O ministro das Relações Exteriores, Mauro Vieira, disse na Câmara dos Deputados que uma iniciativa diplomática liderada por Lula em 2010 poderia ter evitado o atual cenário de tensão envolvendo o Irã. Segundo ele, se a Declaração de Teerã tivesse avançado, o Irã teria reduzido seu estoque de urânio enriquecido e o mundo talvez estivesse em outra situação. Vieira ressaltou que a proposta visava evitar sanções e desescalada diplomática.
O chanceler comparou a tentativa de 2010 com negociações recentes no Oriente Médio, destacando a ideia de enviar urânio pouco enriquecido para a Turquia e receber combustível nuclear sob supervisão da AIEA. A postura seria responsável por criar confiança entre as partes e conter o avanço do programa iraniano, segundo o ministro.
Contexto histórico
Vieira afirmou que a Declaração de Teerã, articulada por Brasil e Turquia, foi considerada insuficiente para contornar o programa nuclear do Irã e acabou sendo rejeitada por Estados Unidos e outras potências. O avanço nuclear iraniano continuou mesmo após a proposta.

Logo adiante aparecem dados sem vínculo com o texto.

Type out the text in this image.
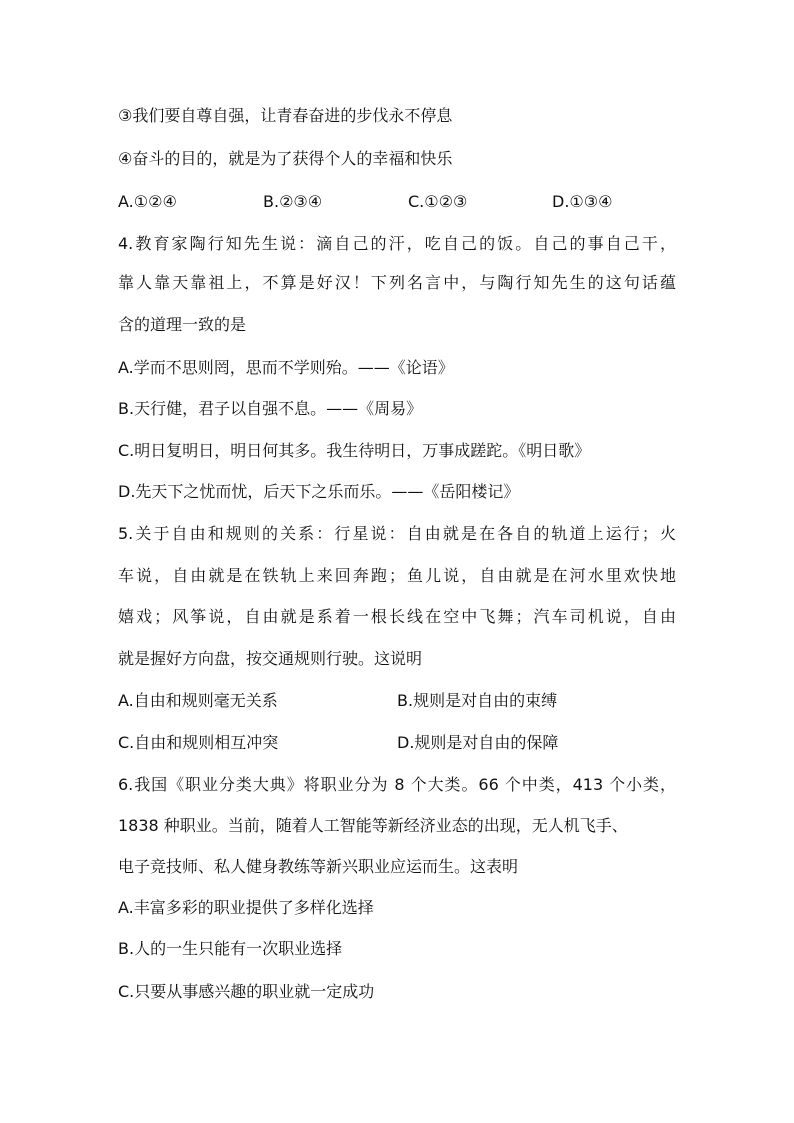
③我们要自尊自强，让青春奋进的步伐永不停息
④奋斗的目的，就是为了获得个人的幸福和快乐
A.①②④	B.②③④	C.①②③	D.①③④
4.教育家陶行知先生说：滴自己的汗，吃自己的饭。自己的事自己干，
靠人靠天靠祖上，不算是好汉！下列名言中，与陶行知先生的这句话蕴
含的道理一致的是
A.学而不思则罔，思而不学则殆。——《论语》
B.天行健，君子以自强不息。——《周易》
C.明日复明日，明日何其多。我生待明日，万事成蹉跎。《明日歌》
D.先天下之忧而忧，后天下之乐而乐。——《岳阳楼记》
5.关于自由和规则的关系：行星说：自由就是在各自的轨道上运行；火
车说，自由就是在铁轨上来回奔跑；鱼儿说，自由就是在河水里欢快地
嬉戏；风筝说，自由就是系着一根长线在空中飞舞；汽车司机说，自由
就是握好方向盘，按交通规则行驶。这说明
A.自由和规则毫无关系	B.规则是对自由的束缚
C.自由和规则相互冲突	D.规则是对自由的保障
6.我国《职业分类大典》将职业分为 8 个大类。66 个中类，413 个小类，
1838 种职业。当前，随着人工智能等新经济业态的出现，无人机飞手、
电子竞技师、私人健身教练等新兴职业应运而生。这表明
A.丰富多彩的职业提供了多样化选择
B.人的一生只能有一次职业选择
C.只要从事感兴趣的职业就一定成功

Documentos diplomáticos vazados pelo WikiLeaks revelaram que, em 2005, autoridades americanas já apontavam que o chanceler Celso Amorim manobrava para dificultar negociações promovidas por Washington no Oriente Médio. As informações indicaram oposição de Brasília a medidas unilaterais.
O ministro citou ainda relatos de 2008 segundo os quais Omã atuava como mediador no conflito envolvendo Irã e EUA, porém Washington teria saído das negociações sem explicação. Vieira destacou que a frustração brasileira acompanhava a de mediadores da época.
Avaliação de especialistas
Para o estrategista Cezar Roedel, a Declaração de Teerã foi vista com ceticismo por potências, por soar fraca e sem poder de barganha real. A crítica envolve a ausência de limitação ao enriquecimento do Irã e a dúvida sobre a quantidade proposta.
Roedel argumenta que declarações desse tipo costumam ter eficácia limitada, não garantindo inspeções internacionais robustas. Ele compara o episódio ao Acordo de Munique, que não resultou em garantias duradouras de paz.